Last updated on October 2018

Nonmyeloablative Stem Cell Transplant in Children With Sickle Cell Disease and a Major ABO-Incompatible Matched Sibling Donor

Brief description of study

The aim of this study to evaluate the safety and efficacy of a nonmyeloablative conditioning regimen for allogeneic hematopoietic stem cell transplantation (HSCT) in pediatric patients with sickle cell disease (SCD) who have a matched related major ABO-incompatible donor. The nonmyeloablative regimen will use alemtuzumab, total body irradiation (TBI) and sirolimus for immune suppression. This study will expand the access of HSCT for patients with SCD who are currently not eligible because of donor restrictions.

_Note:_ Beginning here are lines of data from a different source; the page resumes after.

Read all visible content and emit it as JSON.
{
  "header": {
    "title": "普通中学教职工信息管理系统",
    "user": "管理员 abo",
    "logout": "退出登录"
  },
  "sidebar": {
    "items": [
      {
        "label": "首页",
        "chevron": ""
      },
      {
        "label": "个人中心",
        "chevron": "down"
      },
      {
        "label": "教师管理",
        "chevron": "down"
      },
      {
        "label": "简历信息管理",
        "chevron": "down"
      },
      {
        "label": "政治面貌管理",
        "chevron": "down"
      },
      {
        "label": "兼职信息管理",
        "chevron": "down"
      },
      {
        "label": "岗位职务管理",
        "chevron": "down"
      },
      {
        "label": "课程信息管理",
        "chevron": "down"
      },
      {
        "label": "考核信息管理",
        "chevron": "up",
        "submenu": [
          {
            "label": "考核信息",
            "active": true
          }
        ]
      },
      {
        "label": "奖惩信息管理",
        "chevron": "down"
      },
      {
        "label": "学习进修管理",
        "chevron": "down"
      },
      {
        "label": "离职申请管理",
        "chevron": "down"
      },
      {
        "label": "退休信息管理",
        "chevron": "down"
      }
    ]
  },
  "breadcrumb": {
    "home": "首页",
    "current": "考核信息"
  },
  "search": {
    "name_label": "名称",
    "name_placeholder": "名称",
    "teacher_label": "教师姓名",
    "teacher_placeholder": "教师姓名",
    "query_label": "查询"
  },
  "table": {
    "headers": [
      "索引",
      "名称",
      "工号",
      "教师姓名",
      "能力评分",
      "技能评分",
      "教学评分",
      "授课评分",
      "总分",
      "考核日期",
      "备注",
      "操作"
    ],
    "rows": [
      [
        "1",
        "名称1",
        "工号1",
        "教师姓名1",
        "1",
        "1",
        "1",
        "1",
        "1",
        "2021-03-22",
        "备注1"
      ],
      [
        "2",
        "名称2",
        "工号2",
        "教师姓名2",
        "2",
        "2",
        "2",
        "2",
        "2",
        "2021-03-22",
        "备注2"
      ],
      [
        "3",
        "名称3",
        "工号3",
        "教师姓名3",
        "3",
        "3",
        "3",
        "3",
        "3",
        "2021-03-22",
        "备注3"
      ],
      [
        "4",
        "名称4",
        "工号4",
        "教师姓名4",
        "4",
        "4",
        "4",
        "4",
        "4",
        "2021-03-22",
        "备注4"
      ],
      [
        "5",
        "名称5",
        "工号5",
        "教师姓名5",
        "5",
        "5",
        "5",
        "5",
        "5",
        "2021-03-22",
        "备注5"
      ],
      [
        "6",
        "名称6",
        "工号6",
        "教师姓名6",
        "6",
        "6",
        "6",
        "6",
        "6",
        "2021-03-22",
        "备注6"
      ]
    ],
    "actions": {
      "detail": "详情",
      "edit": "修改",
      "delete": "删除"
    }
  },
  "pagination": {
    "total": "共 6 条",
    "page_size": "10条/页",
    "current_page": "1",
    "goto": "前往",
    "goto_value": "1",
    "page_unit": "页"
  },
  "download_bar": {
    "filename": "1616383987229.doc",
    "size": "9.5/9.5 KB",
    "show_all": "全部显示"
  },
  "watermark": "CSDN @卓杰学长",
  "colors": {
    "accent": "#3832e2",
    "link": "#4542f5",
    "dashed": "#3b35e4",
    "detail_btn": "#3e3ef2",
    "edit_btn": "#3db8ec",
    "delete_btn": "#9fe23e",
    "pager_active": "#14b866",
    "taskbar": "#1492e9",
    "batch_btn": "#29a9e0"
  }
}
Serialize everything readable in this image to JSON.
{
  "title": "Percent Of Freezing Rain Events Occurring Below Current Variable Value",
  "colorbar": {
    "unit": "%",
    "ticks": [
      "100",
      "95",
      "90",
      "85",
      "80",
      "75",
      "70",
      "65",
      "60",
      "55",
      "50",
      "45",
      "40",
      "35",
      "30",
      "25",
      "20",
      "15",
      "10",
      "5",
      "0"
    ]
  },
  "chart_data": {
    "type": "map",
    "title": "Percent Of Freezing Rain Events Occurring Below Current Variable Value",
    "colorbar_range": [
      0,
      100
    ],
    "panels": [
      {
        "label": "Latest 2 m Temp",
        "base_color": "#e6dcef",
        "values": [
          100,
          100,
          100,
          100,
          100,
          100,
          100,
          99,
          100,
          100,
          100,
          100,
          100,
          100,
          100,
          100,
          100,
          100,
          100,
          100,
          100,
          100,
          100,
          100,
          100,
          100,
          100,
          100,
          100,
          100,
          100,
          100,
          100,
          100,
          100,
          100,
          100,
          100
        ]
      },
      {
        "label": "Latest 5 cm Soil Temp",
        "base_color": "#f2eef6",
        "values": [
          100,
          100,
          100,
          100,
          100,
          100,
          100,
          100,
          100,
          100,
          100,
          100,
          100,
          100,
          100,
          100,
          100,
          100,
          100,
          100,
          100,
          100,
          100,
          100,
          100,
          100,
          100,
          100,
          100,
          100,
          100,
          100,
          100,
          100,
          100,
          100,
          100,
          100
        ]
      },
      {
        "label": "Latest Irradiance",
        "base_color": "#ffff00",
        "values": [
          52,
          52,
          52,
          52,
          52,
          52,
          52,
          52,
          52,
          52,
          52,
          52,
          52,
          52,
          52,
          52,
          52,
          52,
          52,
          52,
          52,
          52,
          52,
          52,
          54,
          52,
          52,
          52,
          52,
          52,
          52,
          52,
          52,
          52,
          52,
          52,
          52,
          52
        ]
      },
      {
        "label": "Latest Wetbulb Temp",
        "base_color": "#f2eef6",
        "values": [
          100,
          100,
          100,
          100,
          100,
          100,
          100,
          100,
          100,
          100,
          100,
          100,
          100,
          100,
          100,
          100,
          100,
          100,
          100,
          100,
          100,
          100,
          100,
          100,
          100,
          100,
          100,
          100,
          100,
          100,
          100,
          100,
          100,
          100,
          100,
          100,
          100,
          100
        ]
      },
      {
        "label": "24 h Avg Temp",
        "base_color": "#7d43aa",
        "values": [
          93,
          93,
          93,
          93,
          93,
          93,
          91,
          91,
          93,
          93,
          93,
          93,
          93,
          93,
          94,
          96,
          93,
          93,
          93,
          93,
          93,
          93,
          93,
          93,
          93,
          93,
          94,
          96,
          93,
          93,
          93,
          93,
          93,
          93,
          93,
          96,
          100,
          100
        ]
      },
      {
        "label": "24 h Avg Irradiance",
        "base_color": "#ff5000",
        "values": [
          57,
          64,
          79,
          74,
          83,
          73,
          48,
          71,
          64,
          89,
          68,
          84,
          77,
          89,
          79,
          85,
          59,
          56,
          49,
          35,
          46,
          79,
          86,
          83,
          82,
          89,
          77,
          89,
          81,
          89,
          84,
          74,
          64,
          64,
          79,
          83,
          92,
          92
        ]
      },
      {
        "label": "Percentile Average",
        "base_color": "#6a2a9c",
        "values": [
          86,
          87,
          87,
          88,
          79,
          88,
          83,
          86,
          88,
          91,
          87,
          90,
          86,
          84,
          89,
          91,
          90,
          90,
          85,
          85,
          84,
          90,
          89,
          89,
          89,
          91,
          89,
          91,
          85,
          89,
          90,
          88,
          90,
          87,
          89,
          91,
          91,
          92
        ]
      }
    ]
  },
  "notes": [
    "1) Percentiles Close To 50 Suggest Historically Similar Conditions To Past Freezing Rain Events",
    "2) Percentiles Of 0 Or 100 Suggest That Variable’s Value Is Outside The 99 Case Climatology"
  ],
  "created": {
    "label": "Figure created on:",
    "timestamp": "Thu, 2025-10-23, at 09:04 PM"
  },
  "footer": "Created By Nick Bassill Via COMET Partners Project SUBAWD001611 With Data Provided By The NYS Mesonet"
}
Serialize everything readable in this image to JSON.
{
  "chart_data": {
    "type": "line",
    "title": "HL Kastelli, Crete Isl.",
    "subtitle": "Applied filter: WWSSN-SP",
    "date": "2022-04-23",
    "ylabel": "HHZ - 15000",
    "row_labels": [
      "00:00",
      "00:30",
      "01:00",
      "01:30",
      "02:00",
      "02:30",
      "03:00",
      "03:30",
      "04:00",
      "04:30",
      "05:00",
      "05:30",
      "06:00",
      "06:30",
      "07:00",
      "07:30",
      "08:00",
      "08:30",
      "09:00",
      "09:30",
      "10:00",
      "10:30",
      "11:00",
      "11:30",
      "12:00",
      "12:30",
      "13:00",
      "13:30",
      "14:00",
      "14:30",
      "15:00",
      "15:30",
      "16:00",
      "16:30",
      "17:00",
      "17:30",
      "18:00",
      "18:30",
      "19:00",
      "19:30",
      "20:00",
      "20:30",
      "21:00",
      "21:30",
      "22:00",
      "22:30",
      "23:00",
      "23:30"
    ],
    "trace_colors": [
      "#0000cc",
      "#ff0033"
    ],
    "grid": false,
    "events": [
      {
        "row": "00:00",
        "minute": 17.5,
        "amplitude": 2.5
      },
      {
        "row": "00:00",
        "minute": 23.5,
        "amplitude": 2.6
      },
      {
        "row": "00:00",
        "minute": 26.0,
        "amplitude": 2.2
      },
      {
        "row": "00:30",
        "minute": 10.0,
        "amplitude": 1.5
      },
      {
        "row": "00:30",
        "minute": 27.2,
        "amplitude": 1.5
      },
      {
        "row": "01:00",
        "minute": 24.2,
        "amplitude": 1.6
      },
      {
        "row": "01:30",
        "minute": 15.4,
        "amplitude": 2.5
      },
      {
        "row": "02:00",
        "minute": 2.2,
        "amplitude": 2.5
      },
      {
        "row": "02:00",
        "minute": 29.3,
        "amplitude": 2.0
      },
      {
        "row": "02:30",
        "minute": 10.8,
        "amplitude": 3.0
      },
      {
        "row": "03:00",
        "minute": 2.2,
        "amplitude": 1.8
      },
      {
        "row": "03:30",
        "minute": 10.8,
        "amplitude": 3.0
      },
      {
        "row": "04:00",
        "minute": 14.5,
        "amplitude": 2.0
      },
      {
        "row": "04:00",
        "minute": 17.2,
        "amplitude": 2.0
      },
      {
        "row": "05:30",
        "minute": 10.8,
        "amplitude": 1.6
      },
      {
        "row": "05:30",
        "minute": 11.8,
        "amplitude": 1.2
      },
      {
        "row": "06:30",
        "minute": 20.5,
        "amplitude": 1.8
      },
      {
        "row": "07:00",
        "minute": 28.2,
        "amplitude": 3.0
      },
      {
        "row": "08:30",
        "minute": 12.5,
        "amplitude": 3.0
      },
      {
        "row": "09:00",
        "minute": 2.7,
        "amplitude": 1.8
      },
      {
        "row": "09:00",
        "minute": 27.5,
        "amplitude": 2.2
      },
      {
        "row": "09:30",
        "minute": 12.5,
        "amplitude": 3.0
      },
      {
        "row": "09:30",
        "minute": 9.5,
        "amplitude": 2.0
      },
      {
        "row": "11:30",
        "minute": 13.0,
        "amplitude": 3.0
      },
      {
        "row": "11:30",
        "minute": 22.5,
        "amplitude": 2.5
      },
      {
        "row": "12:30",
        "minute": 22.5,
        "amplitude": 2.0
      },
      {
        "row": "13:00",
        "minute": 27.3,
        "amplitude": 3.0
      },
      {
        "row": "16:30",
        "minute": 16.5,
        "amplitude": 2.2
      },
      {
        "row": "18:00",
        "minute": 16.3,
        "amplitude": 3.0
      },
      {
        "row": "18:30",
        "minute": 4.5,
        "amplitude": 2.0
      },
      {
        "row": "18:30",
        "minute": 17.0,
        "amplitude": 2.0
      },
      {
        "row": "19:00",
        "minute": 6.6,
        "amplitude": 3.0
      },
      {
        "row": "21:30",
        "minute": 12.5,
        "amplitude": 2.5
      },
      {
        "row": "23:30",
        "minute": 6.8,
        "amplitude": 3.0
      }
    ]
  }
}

Detailed Study Description

Sickle cell disease (SCD) is a debilitating chronic blood disorder with multi-system end-organ damage that leads to morbidity and early mortality. The only cure for SCD is hematopoietic stem cell transplantation (HSCT), which given the risks with unrelated HSCT, is only an option for a minority of patients who have a matched sibling donor.

In the field of HSCT, blood group ABO incompatibility between donor and recipient is not a contraindication and several studies do not show compromised outcomes. However, in the context of nonmyeloablative (NMA) conditioning and major ABO-incompatibility, when the recipient has existing antibodies to donor red blood cells, pure red cell aplasia (PRCA) may occur.

This phase II pilot study will enroll SCD patients with a matched related major ABO-incompatible donor to determine the safety and efficacy of NMA-HSCT. Biological studies will include a plan to study and monitor red cell engraftment in this population to facilitate early detection and interventional measures to prevent and treat PRCA.